We're running Android (TI release 4AI.1.7) on our board, and we have some questions about the CPU zones defined in the Linux kernel in the file:
drivers/staging/thermal_framework/governor/omap_die_governor.c
So the temperature zones are defined near the top of this file. A little further down, the omap_thermal_zones array is defined with the five zones going from 'safe' to 'fatal'. This is also where the cooling levels are set for the various zones.
We were running some CPU benchmark programs, and managed to cause the board to heat up to such an extent that the system entered the 'fatal' temperature zone quickly, and then shut down (like it is supposed to do to prevent permanent damage). While running the benchmark programs, the system went from 'safe' to 'monitor', and shortly afterwards when into 'alert'. But the temperature rose quickly enough that the 'panic' zone was skipped, and it went from 'alert' directly to 'fatal'.
Looking at this more closely, only the panic zone has a cooling level set above 0. So it would repeatedly occur that the system would start to run the benchmarks, and then just reboot, without giving the cooling a chance to work.
I've since adjusted down the temperatures for 'alert' and 'panic', and also set 'alert' to use level-1 cooling (OPP_TURBO), and 'panic' to level-2 cooling (OPP100).

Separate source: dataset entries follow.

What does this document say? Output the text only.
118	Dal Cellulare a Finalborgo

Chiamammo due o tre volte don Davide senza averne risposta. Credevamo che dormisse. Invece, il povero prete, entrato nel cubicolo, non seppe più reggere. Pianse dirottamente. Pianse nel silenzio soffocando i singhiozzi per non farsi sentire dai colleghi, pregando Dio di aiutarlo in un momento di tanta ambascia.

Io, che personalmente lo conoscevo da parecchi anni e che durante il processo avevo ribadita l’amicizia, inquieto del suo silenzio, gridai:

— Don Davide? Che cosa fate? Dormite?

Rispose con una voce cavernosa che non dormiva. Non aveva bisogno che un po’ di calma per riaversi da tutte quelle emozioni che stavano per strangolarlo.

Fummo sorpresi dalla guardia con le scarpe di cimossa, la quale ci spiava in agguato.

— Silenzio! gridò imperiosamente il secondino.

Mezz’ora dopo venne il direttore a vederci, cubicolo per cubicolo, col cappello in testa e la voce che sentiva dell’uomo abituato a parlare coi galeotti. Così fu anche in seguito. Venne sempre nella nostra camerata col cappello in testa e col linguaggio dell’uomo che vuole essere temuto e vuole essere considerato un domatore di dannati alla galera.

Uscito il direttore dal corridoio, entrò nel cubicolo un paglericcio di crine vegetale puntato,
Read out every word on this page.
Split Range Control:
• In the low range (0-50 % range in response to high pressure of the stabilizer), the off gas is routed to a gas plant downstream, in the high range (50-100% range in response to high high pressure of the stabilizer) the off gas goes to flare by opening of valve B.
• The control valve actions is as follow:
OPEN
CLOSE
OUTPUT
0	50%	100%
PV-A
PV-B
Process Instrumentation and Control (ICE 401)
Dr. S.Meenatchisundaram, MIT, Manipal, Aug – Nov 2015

Obviously, this will result in reduced performance at higher temperatures, but now the system doesn't just reset itself when it gets too hot, because there is enough time for it to down-clock the CPU cores, which prevents the system from reaching the 'fatal' zone.
So my questions is how were the existing zone temperatures and cooling levels picked?
It seems to me that at the 'panic' level, it might be advisable to use the highest cooling level (down-clocking the CPU to OPP50). I'm also considering implementing more cooling zones in between 'alert' and 'panic' which use the intermediate cooling levels.